There are many addicts who have actually become addicted to the addiction. They have become so addicted to the addictive lifestyle that they can no longer even survive, much less lead a “normal” life.
Often the addict becomes so accustomed to the drive associated with addiction, that when this part of their life is removed, the addict no longer perceives to have a reason to live, function or even get out of bed in the morning. Without the drive of making the vast amounts of money usually associated with a drug addiction, the addict often cannot find a reason to do much of anything.
This phenomenon is similar to that of someone who has worked all their life, only to go into retirement and die soon afterward for lack of purpose.
Just as with those who retired after many years of employment, the longer the person has been addicted the, the less probable the addict is able to adjust to the new, “normal” lifestyle.
To compound the problem, the addict is also used to a certain excitement and danger associated with drugs. The constant threat of being arrested, robbed, ripped off or even killed while buying or using drugs becomes exhilarating. This in itself becomes an adrenaline high and addiction. It make a normal job appear boring, unappealing and pointless.
To make things worse still, when the addict thinks back about how quickly he formerly made the considerable amount of money needed to sustain his former habit, he is usually frustrated, angry and discouraged at what he is now supposed to be paid for honest, legal and honorable work of his new “normal” lifestyle.

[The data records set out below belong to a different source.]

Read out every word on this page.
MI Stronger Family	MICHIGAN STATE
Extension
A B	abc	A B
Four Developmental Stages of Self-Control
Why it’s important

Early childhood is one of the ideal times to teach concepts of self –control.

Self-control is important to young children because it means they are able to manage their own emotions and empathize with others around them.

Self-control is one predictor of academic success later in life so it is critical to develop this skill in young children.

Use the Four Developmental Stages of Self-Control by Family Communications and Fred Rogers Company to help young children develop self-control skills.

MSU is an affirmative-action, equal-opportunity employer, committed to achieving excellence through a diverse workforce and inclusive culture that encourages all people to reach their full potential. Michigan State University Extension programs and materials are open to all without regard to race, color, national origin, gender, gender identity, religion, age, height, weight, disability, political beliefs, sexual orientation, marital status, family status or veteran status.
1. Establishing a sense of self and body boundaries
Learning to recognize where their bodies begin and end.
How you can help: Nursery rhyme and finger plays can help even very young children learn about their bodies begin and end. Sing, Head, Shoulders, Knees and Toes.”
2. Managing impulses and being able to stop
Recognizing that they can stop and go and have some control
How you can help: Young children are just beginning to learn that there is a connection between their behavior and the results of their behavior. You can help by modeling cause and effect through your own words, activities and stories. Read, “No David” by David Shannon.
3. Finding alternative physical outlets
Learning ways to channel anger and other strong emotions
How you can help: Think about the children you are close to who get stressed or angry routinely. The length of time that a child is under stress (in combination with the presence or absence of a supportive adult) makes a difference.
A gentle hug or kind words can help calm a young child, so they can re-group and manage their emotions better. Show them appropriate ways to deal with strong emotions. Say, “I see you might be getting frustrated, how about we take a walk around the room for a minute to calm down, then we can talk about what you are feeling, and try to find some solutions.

The best way to compensate for this change in lifestyle and lack of purpose, is to find something to occupy one’s time. Just as it is best for the retiree to find an activity or hobby, it is best for the reformed addict to find a pastime or some other form of diversion. Naturally, it is best for the retiree as well as the recovering addict to find something enjoyable and fulfilling to do, so as to not be abandoned shortly.
Though it would most likely be beneficial for the recovering addict to find gainful employment, this is often only successful in the long term if the reformed addict likes what he or she is doing. More often than not, if it is a menial, unfulfilling job, the addict will soon become disenchanted and start looking for alternate ways to earn a living, pass the time and have some fun.
These factors considered, it is usually necessary for the addict to stet some sort of realistic long-term and obtainable short-term goals and pursuit employment, pastimes and friendships associated with the addict’s interests.
Even if this requires schooling, relocating and all new friends, it may be the only way to achieve lasting success.
The addict should take whatever steps required reaching his or her long-term goals, even if they are small and if it may take some time to reach them, as long as some short-term goals can be reached as milestones.
The key to success and lifelong sobriety is determination. The addict must be determined to do whatever it takes to stay clean. With this determination everything else is possible.
The above is pretty much an account of how I was able to overcome a 30 year addiction to drugs, including a 20 year heroin addiction. My biggest deterrents from getting clean sooner were as I described them above. But what saved me was alone my determination to get clean.
Determination is the key to anything and everything.